HC Deb 20 April 1959 vol 604 cc25-6
42 Mr. Ronald Bell

asked the Minister of Health (1) how many appointments of anaesthetist registrars exist in respect of Iver Cottage Hospital, Buckinghamshire; what remuneration has been paid in respect of them since 1st January, 1956; and on how many occasions the services of the persons holding these appointments have been called upon;

(2) what was the cost of converting part of Iver Cottage Hospital, Buckinghamshire, into a children's hospital; when this was done; and how many children have since been admitted;

(3) whether he will arrange for the Iver Cottage Hospital, Buckinghamshire, to be restored to use as a local hospital, and preferably as a maternity hospital.

The Parliamentary Secretary to the Ministry of Health (Mr. Richard Thompson)
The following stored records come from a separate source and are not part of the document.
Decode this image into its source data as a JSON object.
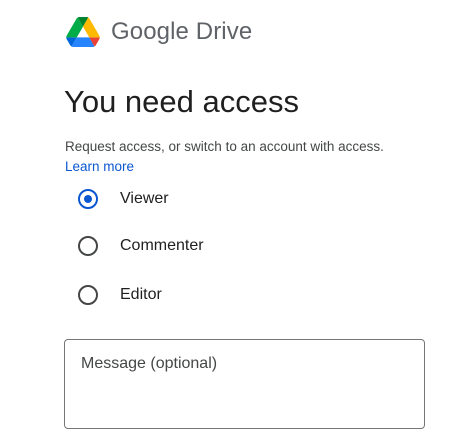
{
  "header": {
    "brand": "Google Drive",
    "logo_icon": "google-drive-logo-icon"
  },
  "main": {
    "title": "You need access",
    "subtitle": "Request access, or switch to an account with access.",
    "learn_more": "Learn more"
  },
  "roles": {
    "selected": "Viewer",
    "options": [
      {
        "label": "Viewer",
        "checked": true
      },
      {
        "label": "Commenter",
        "checked": false
      },
      {
        "label": "Editor",
        "checked": false
      }
    ]
  },
  "message": {
    "placeholder": "Message (optional)",
    "value": ""
  },
  "colors": {
    "accent": "#0b57d0",
    "text": "#1f1f1f",
    "secondary_text": "#444746",
    "border": "#747775"
  }
}
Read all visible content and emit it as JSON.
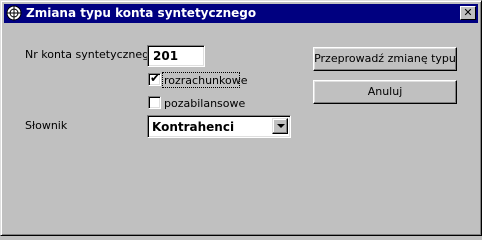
{
  "window": {
    "title": "Zmiana typu konta syntetycznego",
    "close_label": "✕"
  },
  "form": {
    "account_label": "Nr konta syntetycznego",
    "account_value": "201",
    "checkbox1_label": "rozrachunkowe",
    "checkbox1_checked": true,
    "checkbox2_label": "pozabilansowe",
    "checkbox2_checked": false,
    "dictionary_label": "Słownik",
    "dictionary_value": "Kontrahenci"
  },
  "buttons": {
    "apply_label": "Przeprowadź zmianę typu",
    "cancel_label": "Anuluj"
  },
  "colors": {
    "titlebar": "#000080",
    "face": "#c0c0c0"
  },
  "icons": {
    "app": "app-icon",
    "check": "checkmark-icon",
    "dropdown": "chevron-down-icon",
    "close": "close-icon"
  }
}
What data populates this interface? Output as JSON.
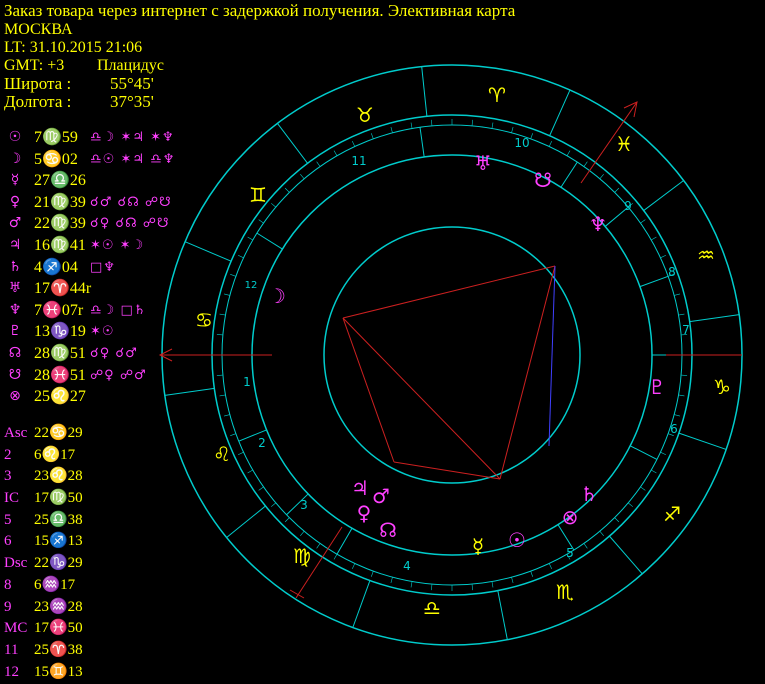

One general practitioner attends twice weekly as part-time anaesthetics registrar and for other duties, his remuneration for anaesthetics being inseparable from that for his other work. In 1952, £1,158 was spent on part of the building intended to be used for children, of whom twenty-one have been admitted. The regional hospital board has reluctantly reached the conclusion that the difficulties of staff recruitment prevent the further use of the building as a hospital, and it is consulting local interests about its closure. Its intention is that it should be adapted as a preliminary training school for nurses for the hospital group.

Mr. Bell

May. I say that the adaptation of this place for use as a children's hospital occurred in 1952 and that 21 children have since been admitted. If that is the correct date, does not my hon. Friend think that it would be a good idea to try to use the building for the purpose for which it was designed rather than to spend more money on adapting it for yet another use? Will he also bear in mind that this hospital was built as a local hospital, with money collected locally, before the hospitals were nationalised under the Health Act?

Mr. Thompson

Yes, Sir, but my hon. Friend should not conclude that because the admission of children has been disappointing the hospital has not been in use. There has been a considerable outpatient admission, although the last inpatient was admitted in June, 1957. The Board has been trying to recruit more staff, which is the basis of its difficulties, in consultation with the parish council and with the co-operation of the local Press. The Board was very reluctant to close the hospital while any hope of success remained.